Brunet, qui siégeait au conseil de l’Ordre du Grand Orient de France, mourut à la veille des élections législatives de 1932.

Pour citer cet article :
http://maitron-en-ligne.univ-paris1.fr/spip.php?article102853, notice BRUNET Antoine, Frédéric par Justinien Raymond, version mise en ligne le 3 novembre 2010, dernière modification le 1er février 2019.

Par Justinien Raymond

ŒUVRE : Brunet collabora aux journaux suivants : Le Prolétaire, Le Prolétariat, La France libre, l’Humanité, l’Action socialiste, hebdomadaire de la majorité du Parti socialiste destiné à combattre l’influence du Populaire, et qui publia 49 numéros à dater du 27 septembre 1916.
Livres ou brochures : La Dette allemande et le relèvement économique de l’Europe, Paris, 1922, in-8°, 11 p. (Bibl. Nat. 8° G Pièce 2 714). — Les Propos de Monsieur Matonnat 1923, in-16, 80 p. (Bibl.
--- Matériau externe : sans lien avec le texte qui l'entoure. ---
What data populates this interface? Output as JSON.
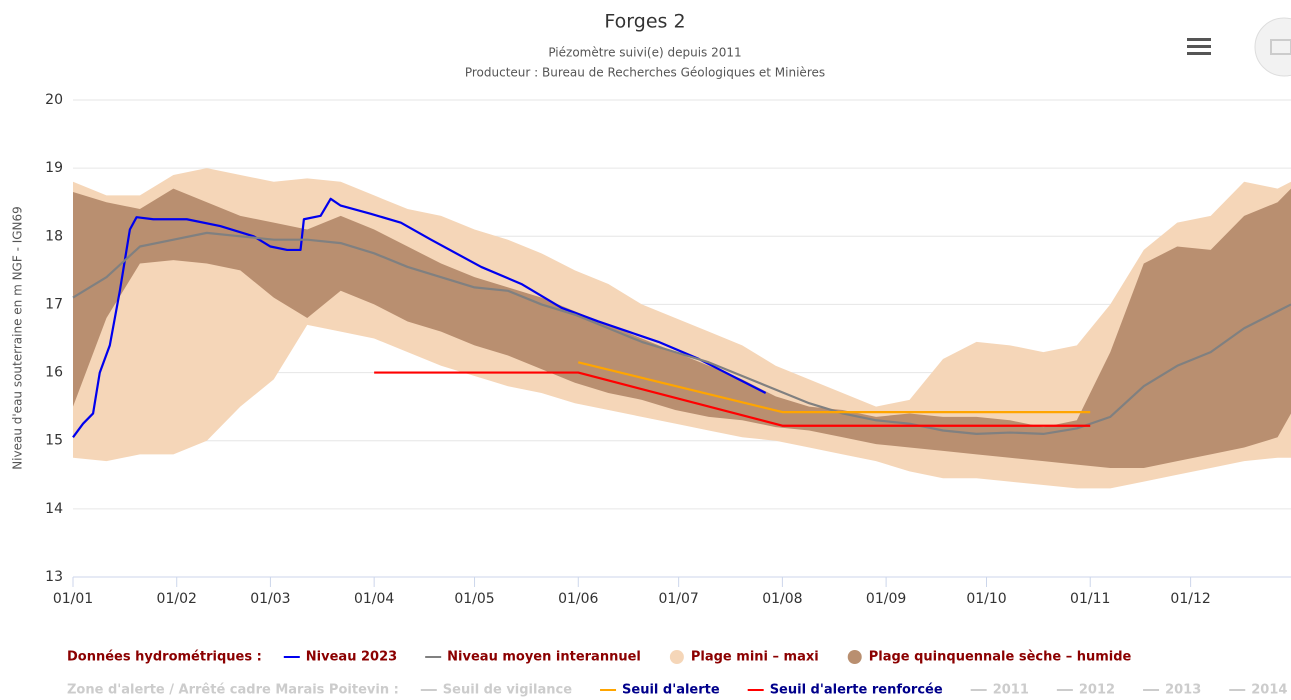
{
  "chart_data": {
    "type": "line",
    "title": "Forges 2",
    "subtitle": [
      "Piézomètre suivi(e) depuis 2011",
      "Producteur : Bureau de Recherches Géologiques et Minières"
    ],
    "y_axis_label": "Niveau d'eau souterraine en m NGF - IGN69",
    "xlim": [
      1,
      365
    ],
    "xticks": [
      {
        "value": 1,
        "label": "01/01"
      },
      {
        "value": 32,
        "label": "01/02"
      },
      {
        "value": 60,
        "label": "01/03"
      },
      {
        "value": 91,
        "label": "01/04"
      },
      {
        "value": 121,
        "label": "01/05"
      },
      {
        "value": 152,
        "label": "01/06"
      },
      {
        "value": 182,
        "label": "01/07"
      },
      {
        "value": 213,
        "label": "01/08"
      },
      {
        "value": 244,
        "label": "01/09"
      },
      {
        "value": 274,
        "label": "01/10"
      },
      {
        "value": 305,
        "label": "01/11"
      },
      {
        "value": 335,
        "label": "01/12"
      }
    ],
    "ylim": [
      13,
      20
    ],
    "yticks": [
      13,
      14,
      15,
      16,
      17,
      18,
      19,
      20
    ],
    "grid": true,
    "legend": "bottom",
    "series_groups": [
      {
        "title": "Données hydrométriques :",
        "color": "#8b0000",
        "series": [
          {
            "name": "Niveau 2023",
            "type": "line",
            "color": "#0000ee",
            "visible": true,
            "x": [
              1,
              4,
              7,
              9,
              12,
              15,
              18,
              20,
              25,
              35,
              45,
              55,
              60,
              65,
              69,
              70,
              75,
              78,
              81,
              90,
              99,
              108,
              123,
              135,
              147,
              158,
              167,
              176,
              188,
              200,
              208
            ],
            "values": [
              15.05,
              15.25,
              15.4,
              16.0,
              16.4,
              17.2,
              18.1,
              18.28,
              18.25,
              18.25,
              18.15,
              18.0,
              17.85,
              17.8,
              17.8,
              18.25,
              18.3,
              18.55,
              18.45,
              18.33,
              18.2,
              17.95,
              17.55,
              17.3,
              16.95,
              16.75,
              16.6,
              16.45,
              16.2,
              15.9,
              15.7
            ]
          },
          {
            "name": "Niveau moyen interannuel",
            "type": "line",
            "color": "#808080",
            "visible": true,
            "x": [
              1,
              11,
              21,
              31,
              41,
              51,
              61,
              71,
              81,
              91,
              101,
              111,
              121,
              131,
              141,
              151,
              161,
              171,
              181,
              191,
              201,
              211,
              221,
              231,
              241,
              251,
              261,
              271,
              281,
              291,
              301,
              311,
              321,
              331,
              341,
              351,
              361,
              365
            ],
            "values": [
              17.1,
              17.4,
              17.85,
              17.95,
              18.05,
              18.0,
              17.95,
              17.95,
              17.9,
              17.75,
              17.55,
              17.4,
              17.25,
              17.2,
              17.0,
              16.85,
              16.65,
              16.45,
              16.3,
              16.15,
              15.95,
              15.75,
              15.55,
              15.4,
              15.3,
              15.25,
              15.15,
              15.1,
              15.12,
              15.1,
              15.18,
              15.35,
              15.8,
              16.1,
              16.3,
              16.65,
              16.9,
              17.0
            ]
          },
          {
            "name": "Plage mini – maxi",
            "type": "arearange",
            "color": "#f5d6b8",
            "visible": true,
            "x": [
              1,
              11,
              21,
              31,
              41,
              51,
              61,
              71,
              81,
              91,
              101,
              111,
              121,
              131,
              141,
              151,
              161,
              171,
              181,
              191,
              201,
              211,
              221,
              231,
              241,
              251,
              261,
              271,
              281,
              291,
              301,
              311,
              321,
              331,
              341,
              351,
              361,
              365
            ],
            "low": [
              14.75,
              14.7,
              14.8,
              14.8,
              15.0,
              15.5,
              15.9,
              16.7,
              16.6,
              16.5,
              16.3,
              16.1,
              15.95,
              15.8,
              15.7,
              15.55,
              15.45,
              15.35,
              15.25,
              15.15,
              15.05,
              15.0,
              14.9,
              14.8,
              14.7,
              14.55,
              14.45,
              14.45,
              14.4,
              14.35,
              14.3,
              14.3,
              14.4,
              14.5,
              14.6,
              14.7,
              14.75,
              14.75
            ],
            "high": [
              18.8,
              18.6,
              18.6,
              18.9,
              19.0,
              18.9,
              18.8,
              18.85,
              18.8,
              18.6,
              18.4,
              18.3,
              18.1,
              17.95,
              17.75,
              17.5,
              17.3,
              17.0,
              16.8,
              16.6,
              16.4,
              16.1,
              15.9,
              15.7,
              15.5,
              15.6,
              16.2,
              16.45,
              16.4,
              16.3,
              16.4,
              17.0,
              17.8,
              18.2,
              18.3,
              18.8,
              18.7,
              18.8
            ]
          },
          {
            "name": "Plage quinquennale sèche – humide",
            "type": "arearange",
            "color": "#b98f70",
            "visible": true,
            "x": [
              1,
              11,
              21,
              31,
              41,
              51,
              61,
              71,
              81,
              91,
              101,
              111,
              121,
              131,
              141,
              151,
              161,
              171,
              181,
              191,
              201,
              211,
              221,
              231,
              241,
              251,
              261,
              271,
              281,
              291,
              301,
              311,
              321,
              331,
              341,
              351,
              361,
              365
            ],
            "low": [
              15.5,
              16.8,
              17.6,
              17.65,
              17.6,
              17.5,
              17.1,
              16.8,
              17.2,
              17.0,
              16.75,
              16.6,
              16.4,
              16.25,
              16.05,
              15.85,
              15.7,
              15.6,
              15.45,
              15.35,
              15.3,
              15.2,
              15.15,
              15.05,
              14.95,
              14.9,
              14.85,
              14.8,
              14.75,
              14.7,
              14.65,
              14.6,
              14.6,
              14.7,
              14.8,
              14.9,
              15.05,
              15.4
            ],
            "high": [
              18.65,
              18.5,
              18.4,
              18.7,
              18.5,
              18.3,
              18.2,
              18.1,
              18.3,
              18.1,
              17.85,
              17.6,
              17.4,
              17.25,
              17.1,
              16.9,
              16.7,
              16.5,
              16.3,
              16.1,
              15.9,
              15.65,
              15.5,
              15.45,
              15.35,
              15.4,
              15.35,
              15.35,
              15.3,
              15.2,
              15.3,
              16.3,
              17.6,
              17.85,
              17.8,
              18.3,
              18.5,
              18.7
            ]
          }
        ]
      },
      {
        "title": "Zone d'alerte / Arrêté cadre Marais Poitevin :",
        "color": "#cccccc",
        "series": [
          {
            "name": "Seuil de vigilance",
            "type": "line",
            "color": "#cccccc",
            "visible": false
          },
          {
            "name": "Seuil d'alerte",
            "type": "line",
            "color": "#ffa500",
            "visible": true,
            "x": [
              152,
              213,
              305
            ],
            "values": [
              16.15,
              15.42,
              15.42
            ]
          },
          {
            "name": "Seuil d'alerte renforcée",
            "type": "line",
            "color": "#ff0000",
            "visible": true,
            "x": [
              91,
              152,
              213,
              305
            ],
            "values": [
              16.0,
              16.0,
              15.22,
              15.22
            ]
          },
          {
            "name": "2011",
            "type": "line",
            "color": "#cccccc",
            "visible": false
          },
          {
            "name": "2012",
            "type": "line",
            "color": "#cccccc",
            "visible": false
          },
          {
            "name": "2013",
            "type": "line",
            "color": "#cccccc",
            "visible": false
          },
          {
            "name": "2014",
            "type": "line",
            "color": "#cccccc",
            "visible": false
          }
        ]
      }
    ]
  }
}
Nat. 8° R 31 979). — Le Socialisme expérimental. Étude sociale, Paris, in-16, 255 p. (Bibl. Nat. 8° R 34 135, sixième édition).

SOURCES : Arch. Ass. Nat. dossier biographique. — Hubert-Rouger, La France socialiste, op. cit., p. 394 et Les Fédérations socialistes III, passim. — L’Humanité, 27 avril et 4 mai 1914. — J. Gaumont, Histoire de la Coopération, op. cit., t. II. — Le Conseil municipal. Nos édiles (1921), op. cit. — H. Coston, Dictionnaire de la politique française, Paris, 1967, t. I. — Renseignements recueillis auprès de M. Rougeron, sénateur de l’Allier.

ICONOGRAPHIE : Hubert-Rouger, La France socialiste, op. cit., p. 394.